The bill also cut $686 million from the WIC program, and provides only $171.9 million for the Commodities Futures Trading Commission, close to 50% less than the amount requested by the Administration, to regulate the financial derivatives that many believe helped cause the global financial crisis.
Rep. Bishop spoke on the House Floor in support of an amendment that would prohibit the FDA from using funds to create a rule that restricts the use of one substance or compound and requires that any decision made be based on hard science, stating, “We have cotton and peanuts and pecans in my district. We also have poultry. We have pork. We have cattle operations. The decisions of the FDA have an enormous impact on the farmers in my district at many levels. Many of the producers in my district are worried about some of the conclusions that FDA seems to have reached regarding antibiotics. They are worried about what will come next... If there is scientific evidence that shows that current practices are not in the interest of public health, my farmers will of course change their practices. But there must be clear evidence. Not unnecessary regulation.”
Another amendment singled out cotton farmers while ignoring other commodities with virtually identical programs. If adopted the amendment would have done great damage to cotton farmers in the United States. The amendment tried to modify the cotton program by eliminating counter-cyclical payments, prohibiting loan deficiency payments, and prohibiting storage payments.
Rep. Bishop joined his colleagues in opposition to the amendment, and during debate on the House Floor, he said, “Cotton farmers understand the current budget pressures, but expect to be a part of a debate involving all agricultural stakeholders; not to be singled out for ad hoc budget reductions and hasty policy decisions.”
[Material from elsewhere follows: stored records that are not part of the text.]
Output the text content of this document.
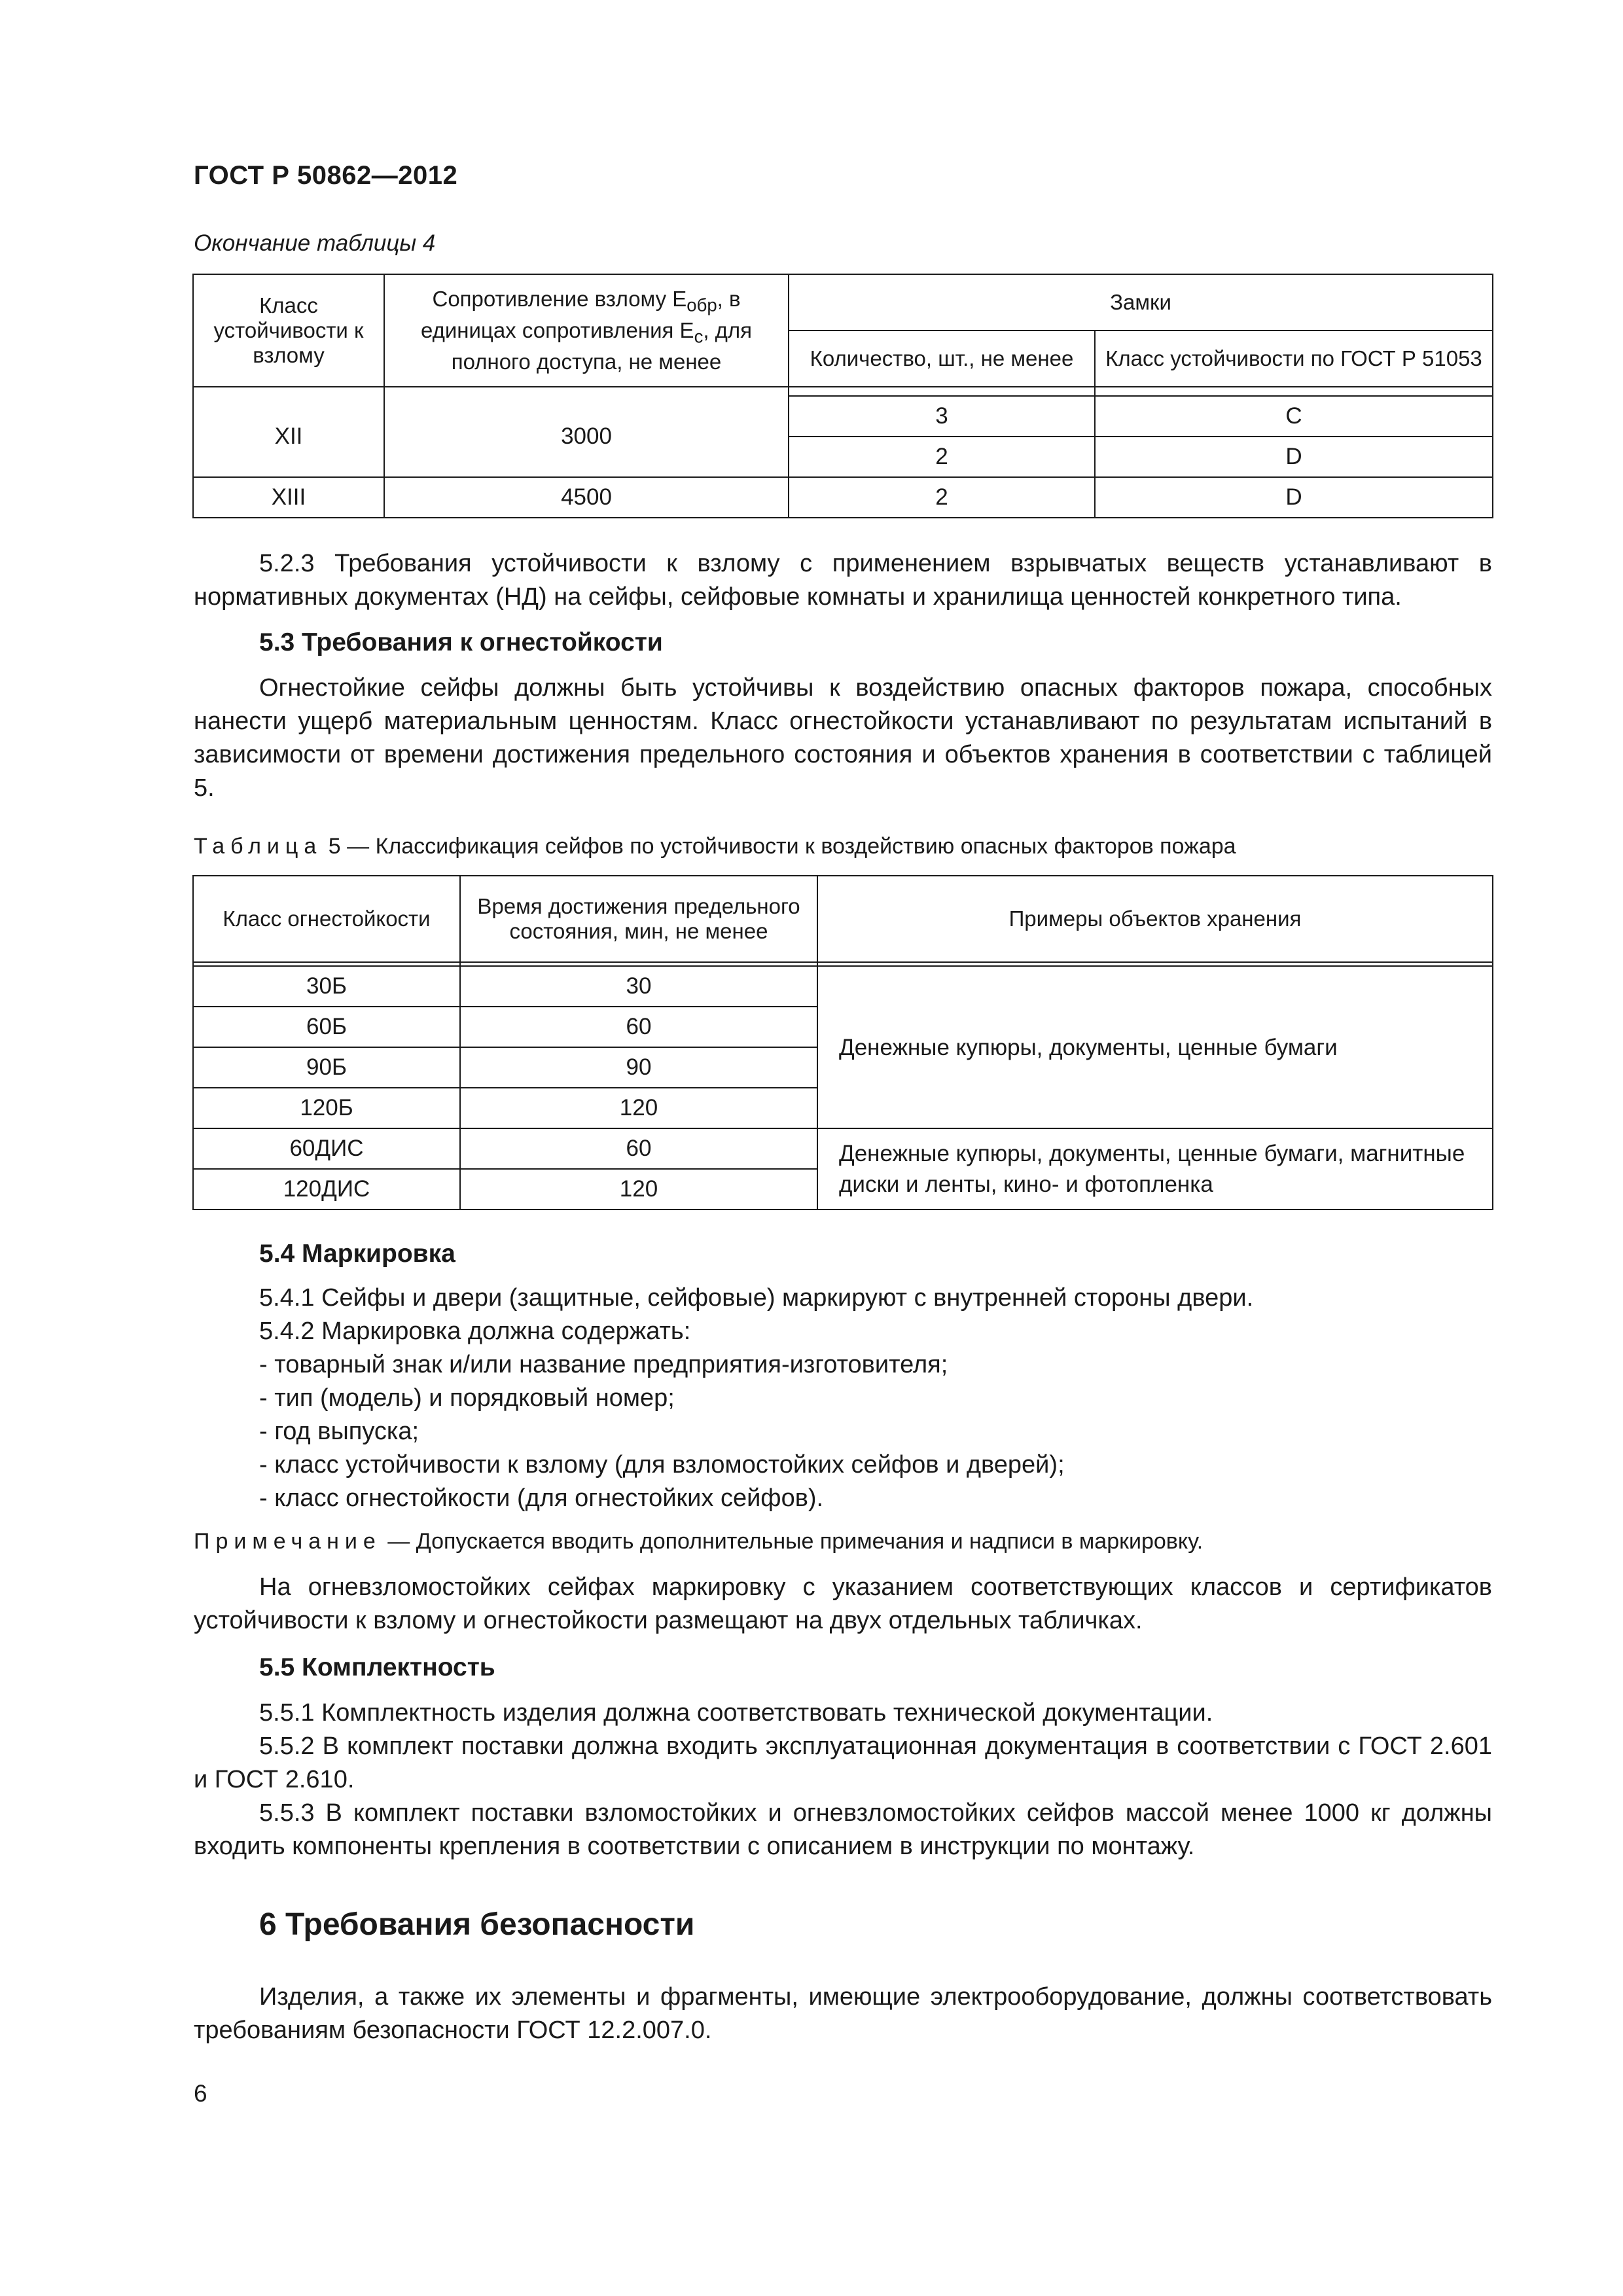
ГОСТ Р 50862—2012
Окончание таблицы 4
Класс устойчивости к взлому	Сопротивление взлому $E_{обр}$, в единицах сопротивления $E_c$, для полного доступа, не менее	Замки	
		Количество, шт., не менее	Класс устойчивости по ГОСТ Р 51053

XII	3000	3	C
		2	D
XIII	4500	2	D
5.2.3 Требования устойчивости к взлому с применением взрывчатых веществ устанавливают в нормативных документах (НД) на сейфы, сейфовые комнаты и хранилища ценностей конкретного типа.
5.3 Требования к огнестойкости
Огнестойкие сейфы должны быть устойчивы к воздействию опасных факторов пожара, способных нанести ущерб материальным ценностям. Класс огнестойкости устанавливают по результатам испытаний в зависимости от времени достижения предельного состояния и объектов хранения в соответствии с таблицей 5.
Таблица 5 — Классификация сейфов по устойчивости к воздействию опасных факторов пожара
Класс огнестойкости	Время достижения предельного состояния, мин, не менее	Примеры объектов хранения

30Б	30	Денежные купюры, документы, ценные бумаги
60Б	60	
90Б	90	
120Б	120	
60ДИС	60	Денежные купюры, документы, ценные бумаги, магнитные диски и ленты, кино- и фотопленка
120ДИС	120	
5.4 Маркировка
5.4.1 Сейфы и двери (защитные, сейфовые) маркируют с внутренней стороны двери.
5.4.2 Маркировка должна содержать:
- товарный знак и/или название предприятия-изготовителя;
- тип (модель) и порядковый номер;
- год выпуска;
- класс устойчивости к взлому (для взломостойких сейфов и дверей);
- класс огнестойкости (для огнестойких сейфов).
Примечание — Допускается вводить дополнительные примечания и надписи в маркировку.
На огневзломостойких сейфах маркировку с указанием соответствующих классов и сертификатов устойчивости к взлому и огнестойкости размещают на двух отдельных табличках.
5.5 Комплектность
5.5.1 Комплектность изделия должна соответствовать технической документации.
5.5.2 В комплект поставки должна входить эксплуатационная документация в соответствии с ГОСТ 2.601 и ГОСТ 2.610.
5.5.3 В комплект поставки взломостойких и огневзломостойких сейфов массой менее 1000 кг должны входить компоненты крепления в соответствии с описанием в инструкции по монтажу.
6 Требования безопасности
Изделия, а также их элементы и фрагменты, имеющие электрооборудование, должны соответствовать требованиям безопасности ГОСТ 12.2.007.0.
6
Rep. Bishop added, “[The] amendment compromises agricultural policy that has been vetted by authorizing committees and relied upon by growers and lenders in making business decisions into 2012. The reauthorization of the farm bill in 2012 is the proper forum to debate cotton agricultural policy, not here on this appropriations bill. We have to do what is right, and this is not the time or the place to pull the rug out from underneath our cotton farmers.”
The bill now moves to the Senate for its consideration.